Nunzia s’installe, tourne la tête vers moi. Je lui ai demandé de passer ma robe de brocart rouge. Celle que je mets les jours de fête. J’ai préparé la ceinture ouvragée et la broche de maman. Rien autour du cou. Les épaules sont dégagées. De belles épaules rondes, à la carnation claire.
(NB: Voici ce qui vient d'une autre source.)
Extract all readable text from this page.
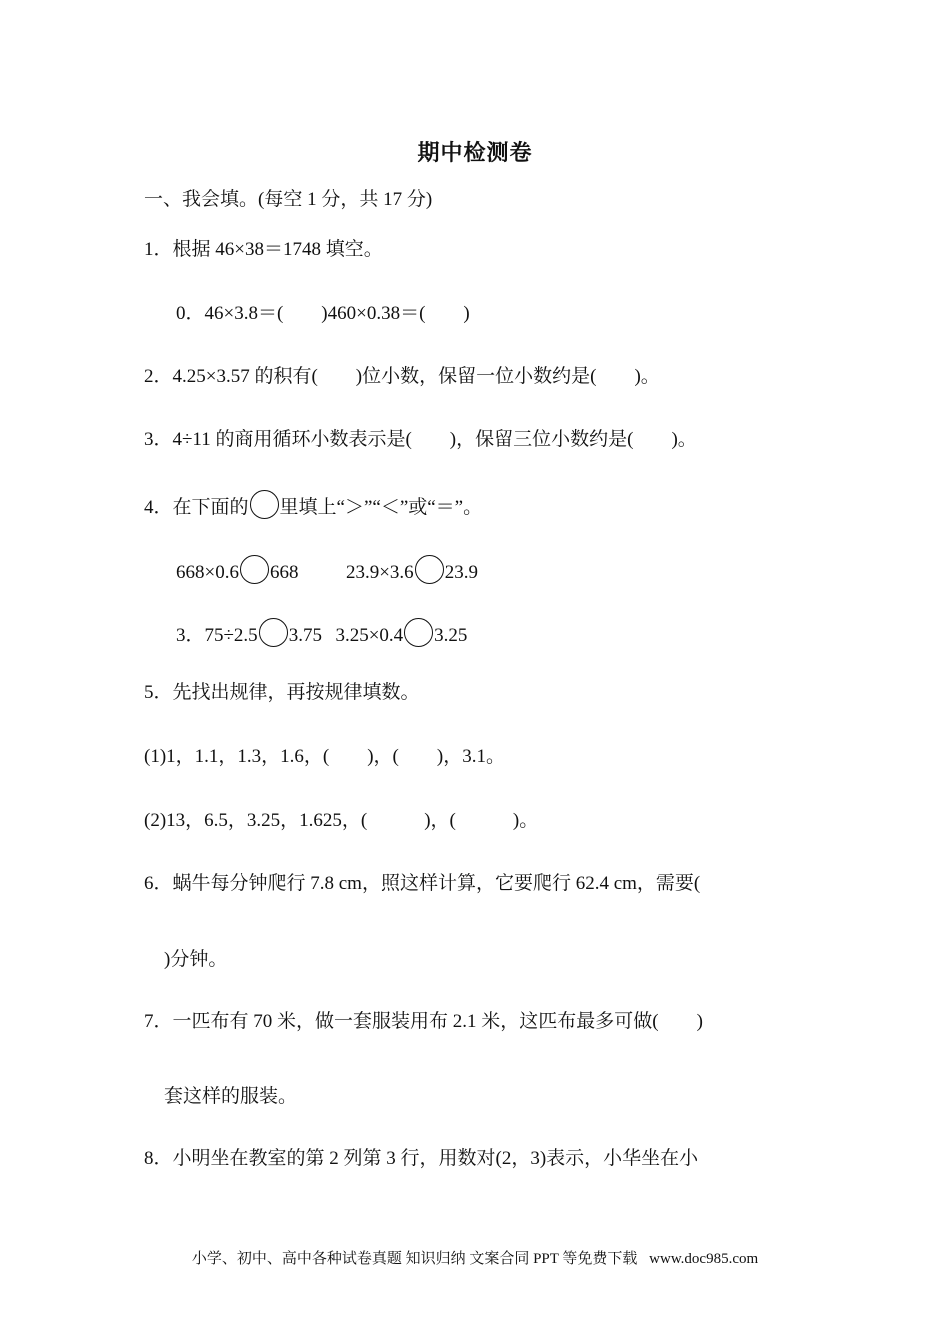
期中检测卷
一、我会填。(每空 1 分，共 17 分)
1．根据 46×38＝1748 填空。
0．46×3.8＝(　　)460×0.38＝(　　)
2．4.25×3.57 的积有(　　)位小数，保留一位小数约是(　　)。
3．4÷11 的商用循环小数表示是(　　)，保留三位小数约是(　　)。
4．在下面的 里填上“＞”“＜”或“＝”。
668×0.6 668	23.9×3.6 23.9
3．75÷2.5 3.75 3.25×0.4 3.25
5．先找出规律，再按规律填数。
(1)1，1.1，1.3，1.6，(　　)，(　　)，3.1。
(2)13，6.5，3.25，1.625，(　　　)，(　　　)。
6．蜗牛每分钟爬行 7.8 cm，照这样计算，它要爬行 62.4 cm，需要(
)分钟。
7．一匹布有 70 米，做一套服装用布 2.1 米，这匹布最多可做(　　)
套这样的服装。
8．小明坐在教室的第 2 列第 3 行，用数对(2，3)表示，小华坐在小
小学、初中、高中各种试卷真题 知识归纳 文案合同 PPT 等免费下载 www.doc985.com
Voilà. Nunzia est prête. Elle est un peu gauche dans cette toilette. Mais elle s’admire. Elle prend de l’aisance. Elle tourne sur elle-même, pivote, s’applique à exécuter des révérences compliquées. Surveille du coin de l’œil le regard que je porte sur elle. Abra, interprétée par Graziella, notre lingère, rit. Elle aime bien sortir de l’entretien des draps de la maison pour se joindre à nous, le temps que j’exécute quelques mouvements de bras ou du torse. Et que je mette la dernière touche aux plis de son voile. Je m’approche de l’une puis de l’autre.

J’ajuste le corsage de Judith sur sa poitrine, fais bouffer les manches blanches de sa chemise. Les cheveux, en arrière. Tirés en chignon derrière l’oreille. Les boucles brunes ajustées au front. Un peu de rouge sur les lèvres. De carmin sur les joues. C’est parfait.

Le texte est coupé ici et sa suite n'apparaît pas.